Ok. What I am doing is taking those dx and dy and feeding the absolute pose to odometry.pose.x and pose.y by this abs_x += dx and abs_y += dy and also I calculate the velocity using vx = dx/dt and vy = dy/dt .

For the steering angle, I find the steering angle from my feedback messages from the linear actuator and then using:

Vyaw = Vx*tan(current_angle)/wheelbase delta_theta = Vyaw*delta_time Absolute_theta +=delta_theta

Then generate the odometry message:

odom_msg.header.stamp = self.get_clock().now().to_msg()
 odom_msg.header.frame_id = 'odom'
 odom_msg.child_frame_id = 'base_link'
 odom_msg.pose.pose.position.x = abs_x
  odom_msg.pose.pose.position.y = abs_y
odom_msg.twist.twist.linear.x = vx
odom_msg.twist.twist.angular.z = vyaw

The vx used to find angular yaw is the same which the optical flow reports from the above calculation and what you just mentioned. I am getting confused with frame settings. Do I need to set optical flow frame as child frame in odom message with parent frame as odom, so that absolute pose data represented and in odom frame with respect to optical flow frame. and but the twist data is represented in optical flow frame instead of base link. Correct me if I am getting something wrong here or missing something. @matlabbe

matlabbe commented 1 month ago

It should be base_link frame (ideally same frame than rgbd_odometry is using).

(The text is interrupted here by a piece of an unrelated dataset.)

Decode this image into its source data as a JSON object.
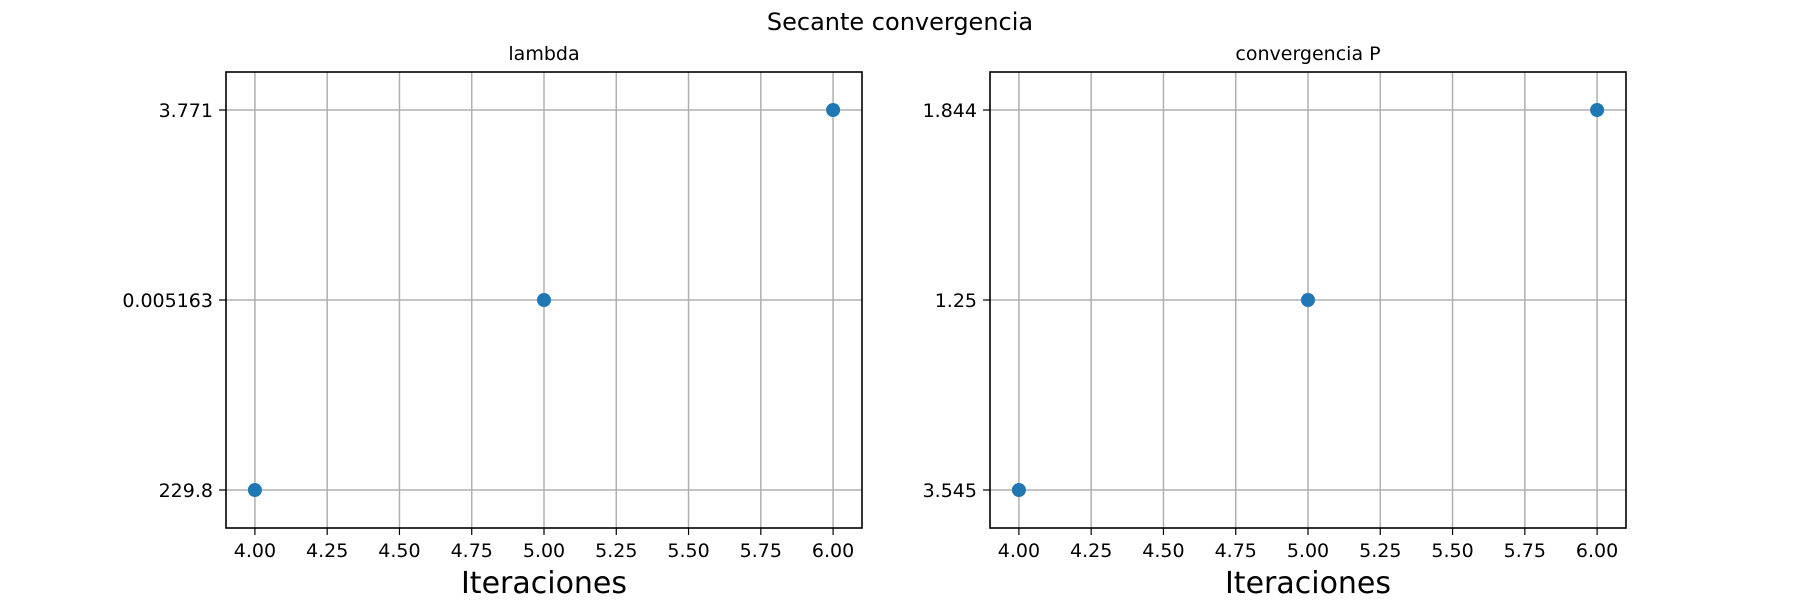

I would assume vx is in base frame, you cannot just do abs_x += dx, because abs_x should be in odom frame. Otherwise, dx should be transformed in global orientation in odom frame before summing them together. For robot_localization, you cannot fuse pose of two odometry messages (see http://docs.ros.org/en/melodic/api/robot_localization/html/preparing_sensor_data.html#odometry), you should convert them as differential, which implicitly convert poses to velocity and fuse the velocities in base frame. You can then fuse the twist of your wheel odometry directly instead. You may have to set differential for rgbd odometry in case it is lost or use only its twist.